C'est dans la maison de repos où séjourne Thomas Roch, Healthfull-House, que commence l'histoire : d'étranges visiteurs viennent lui rendre visite comme s'il s'agissait d'une curiosité locale. Parmi eux, figurent l'énigmatique comte d'Artigas, dont la richesse et la renommée le précèdent dans le monde entier, et le capitaine Spade, son bras droit. Il s'ensuit l'enlèvement de Roch et de son infirmier, et leur voyage dans la goélette Ebba jusqu'à la base des ravisseurs : l'îlot perdu de Back-Cup, isolé au sein de l'archipel des Bermudes. Plusieurs navires ont déjà disparu corps et biens à ses abords... Cet îlot, qui sert depuis quelque temps de repaire au comte et à son équipe de malfaiteurs, doit son nom à sa forme, qui évoque une tasse renversée. La seule entrée, découverte fortuite du comte d'Artigas, est un tunnel sous la surface. Le comte, dont le roman permet de découvrir la véritable identité, s'est en effet approprié la technique du sous-marin – appelé tug dans le récit (« remorqueur », qui tracte la goélette Ebba lors de ses voyages).

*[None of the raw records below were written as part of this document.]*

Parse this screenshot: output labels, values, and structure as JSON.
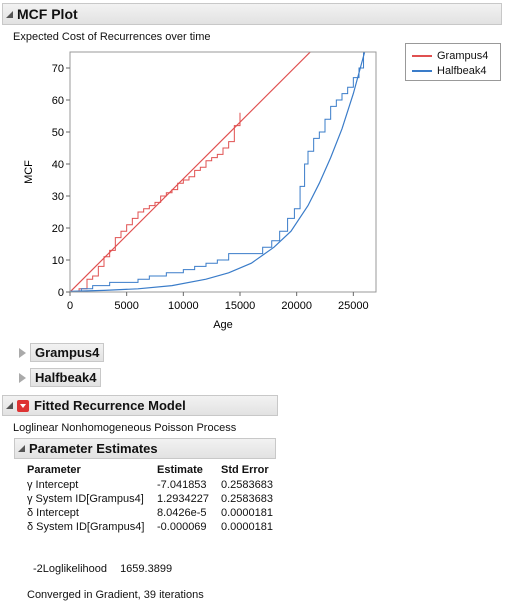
{
  "mcf_plot": {
    "title": "MCF Plot",
    "subtitle": "Expected Cost of Recurrences over time"
  },
  "chart_data": {
    "type": "line",
    "xlabel": "Age",
    "ylabel": "MCF",
    "xlim": [
      0,
      27000
    ],
    "ylim": [
      0,
      75
    ],
    "x_ticks": [
      "0",
      "5000",
      "10000",
      "15000",
      "20000",
      "25000"
    ],
    "y_ticks": [
      "0",
      "10",
      "20",
      "30",
      "40",
      "50",
      "60",
      "70"
    ],
    "legend_placement": "right",
    "series": [
      {
        "name": "Grampus4",
        "color": "#e05050",
        "kind": "step",
        "x": [
          0,
          800,
          1500,
          2000,
          2500,
          3000,
          3500,
          4000,
          4500,
          5000,
          5500,
          6000,
          6500,
          7000,
          7500,
          8000,
          8500,
          9000,
          9500,
          10000,
          10500,
          11000,
          11500,
          12000,
          12500,
          13000,
          13500,
          14000,
          14500,
          15000
        ],
        "y": [
          0,
          1,
          4,
          5,
          8,
          11,
          13,
          17,
          19,
          21,
          23,
          25,
          26,
          27,
          28,
          30,
          31,
          32,
          34,
          35,
          36,
          38,
          39,
          41,
          42,
          43,
          45,
          47,
          52,
          56
        ]
      },
      {
        "name": "Grampus4",
        "color": "#e05050",
        "kind": "fit",
        "x": [
          0,
          21200
        ],
        "y": [
          0,
          75
        ]
      },
      {
        "name": "Halfbeak4",
        "color": "#3a7cc9",
        "kind": "step",
        "x": [
          0,
          1000,
          2000,
          3500,
          5000,
          6000,
          7000,
          8500,
          10000,
          11000,
          12000,
          13000,
          14000,
          16000,
          17000,
          17800,
          18500,
          19200,
          19800,
          20300,
          20700,
          21000,
          21500,
          22000,
          22500,
          23000,
          23500,
          24000,
          24500,
          25000,
          25500,
          25900
        ],
        "y": [
          0,
          1,
          2,
          3,
          3,
          4,
          5,
          6,
          7,
          8,
          9,
          10,
          12,
          12,
          14,
          16,
          19,
          23,
          26,
          33,
          40,
          44,
          48,
          50,
          54,
          58,
          60,
          62,
          64,
          67,
          70,
          75
        ]
      },
      {
        "name": "Halfbeak4",
        "color": "#3a7cc9",
        "kind": "fit",
        "x": [
          0,
          3000,
          6000,
          9000,
          12000,
          14000,
          16000,
          18000,
          19500,
          21000,
          22000,
          23000,
          24000,
          25000,
          26000
        ],
        "y": [
          0.2,
          0.5,
          1.0,
          2.0,
          4.0,
          6.0,
          9.0,
          14.0,
          19.0,
          27.0,
          34.0,
          42.0,
          51.0,
          62.0,
          75.0
        ]
      }
    ],
    "legend": [
      "Grampus4",
      "Halfbeak4"
    ]
  },
  "sections": {
    "grampus": "Grampus4",
    "halfbeak": "Halfbeak4",
    "fitted": "Fitted Recurrence Model",
    "fitted_subtitle": "Loglinear Nonhomogeneous Poisson Process",
    "param_title": "Parameter Estimates"
  },
  "param_table": {
    "headers": [
      "Parameter",
      "Estimate",
      "Std Error"
    ],
    "rows": [
      [
        "γ Intercept",
        "-7.041853",
        "0.2583683"
      ],
      [
        "γ System ID[Grampus4]",
        "1.2934227",
        "0.2583683"
      ],
      [
        "δ Intercept",
        "8.0426e-5",
        "0.0000181"
      ],
      [
        "δ System ID[Grampus4]",
        "-0.000069",
        "0.0000181"
      ]
    ]
  },
  "loglik": {
    "label": "-2Loglikelihood",
    "value": "1659.3899"
  },
  "converged": "Converged in Gradient, 39 iterations"
}
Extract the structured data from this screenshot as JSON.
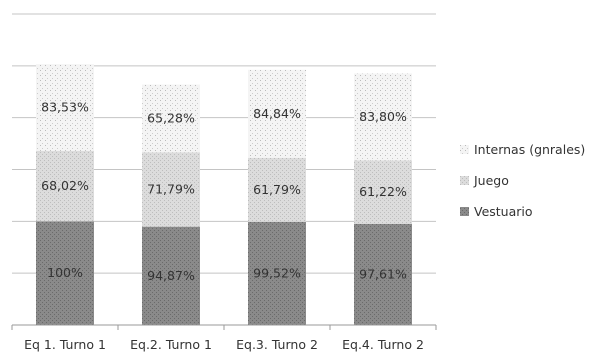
{
  "chart_data": {
    "type": "bar",
    "stacked": true,
    "title": "",
    "xlabel": "",
    "ylabel": "",
    "categories": [
      "Eq 1. Turno 1",
      "Eq.2. Turno 1",
      "Eq.3. Turno 2",
      "Eq.4. Turno 2"
    ],
    "series": [
      {
        "name": "Vestuario",
        "values": [
          100,
          94.87,
          99.52,
          97.61
        ],
        "labels": [
          "100%",
          "94,87%",
          "99,52%",
          "97,61%"
        ],
        "color": "#7d7d7d",
        "pattern": "dense-dots"
      },
      {
        "name": "Juego",
        "values": [
          68.02,
          71.79,
          61.79,
          61.22
        ],
        "labels": [
          "68,02%",
          "71,79%",
          "61,79%",
          "61,22%"
        ],
        "color": "#d4d4d4",
        "pattern": "light-dots"
      },
      {
        "name": "Internas (gnrales)",
        "values": [
          83.53,
          65.28,
          84.84,
          83.8
        ],
        "labels": [
          "83,53%",
          "65,28%",
          "84,84%",
          "83,80%"
        ],
        "color": "#f2f2f2",
        "pattern": "sparse-dots"
      }
    ],
    "ylim": [
      0,
      300
    ],
    "y_axis_labels_visible": false,
    "grid": true,
    "legend_position": "right"
  }
}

L'intérieur voûté et immense de Back-Cup rappelle le lieu où Nemo avait amarré définitivement son propre sous-marin, le Nautilus, dans un autre roman de Jules Verne, L'Île mystérieuse. Cet îlot semble volcanique aux marins qui s'en approchent, car une fumée s'échappe de son dôme ; l'infirmier enlevé en même temps que Thomas Roch, narrateur de l'essentiel du roman, révélera que ce sont en réalité les compagnons de mer du comte qui font brûler un feu continuel pour faire accroire à l'existence d'un volcan en activité.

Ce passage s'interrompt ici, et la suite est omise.